My client has sold many devices into the mining industry, but there are a whole lot of mining concerns that haven't yet bought its equipment. One non-client is pretty well known, but has gone through bankruptcy proceedings in recent years, and we suspected there might be new owners. We googled the company, and found a story about them on Wikipedia, giving the new name of the company. We then did a search in the "people" field of LinkedIn, searching for the name of the new company. And we found a TQM (Total Quality Management) director.

We cold-called the TQM director and told her that we specialized in troubleshooting devices for the mining industry, and she referred us to the right executive in charge of that function. We're now on a roll with that company. There are three very good lessons to learn from this story, and you can apply them all today. One is about turning a "horizontal" solution into a "vertical" one. Another is intelligently using internet tools that are still considered a bit non-traditional. And the third is that there's nothing as good as a great cold call.

1) The Vertical piece. My client specializes in a solution, not an industry. But because the company has sold successfully into the mining industry, it is a de facto expert in mining solutions that relate to its devices. My client's reps are going to call every mining concern in the country. And I predict they'll soon own that segment in the market, because they're experts, and they're telling new prospects about it.

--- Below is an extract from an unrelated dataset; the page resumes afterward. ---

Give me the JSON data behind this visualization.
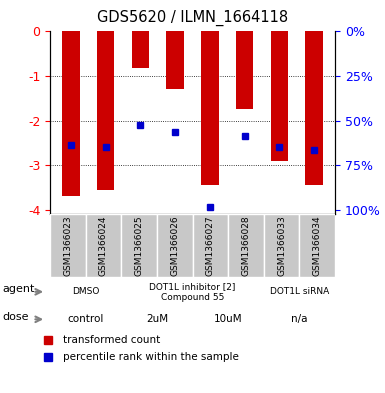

2) The Research piece. To uncover data we had to know, we used Google, Wikipedia, and LinkedIn. Sure our target prospect had prior trouble. But like many companies, they've been bailed out. They changed the name of the company, and are geared up again and making money. LinkedIn enabled us to find an individual we couldn't have found otherwise.

3) The Cold Call piece. The rep I coached loves cold calling. He's completely fearless, doesn't give a fig about rejection, and has an attitude that in reflective of the fact that he won't let anybody kick him around.

We're using a number of superior techniques to take over an industry, step by step, vertical by vertical. I've just described three of them. Thinking out-of-the-box and being fearless are two of the supporting elements that need to be in place for it all to work, and my client's reps are already making huge strides in that direction. Add those three techniques to your Best Practices playbook, and go out and tackle an industry yourself, starting this week.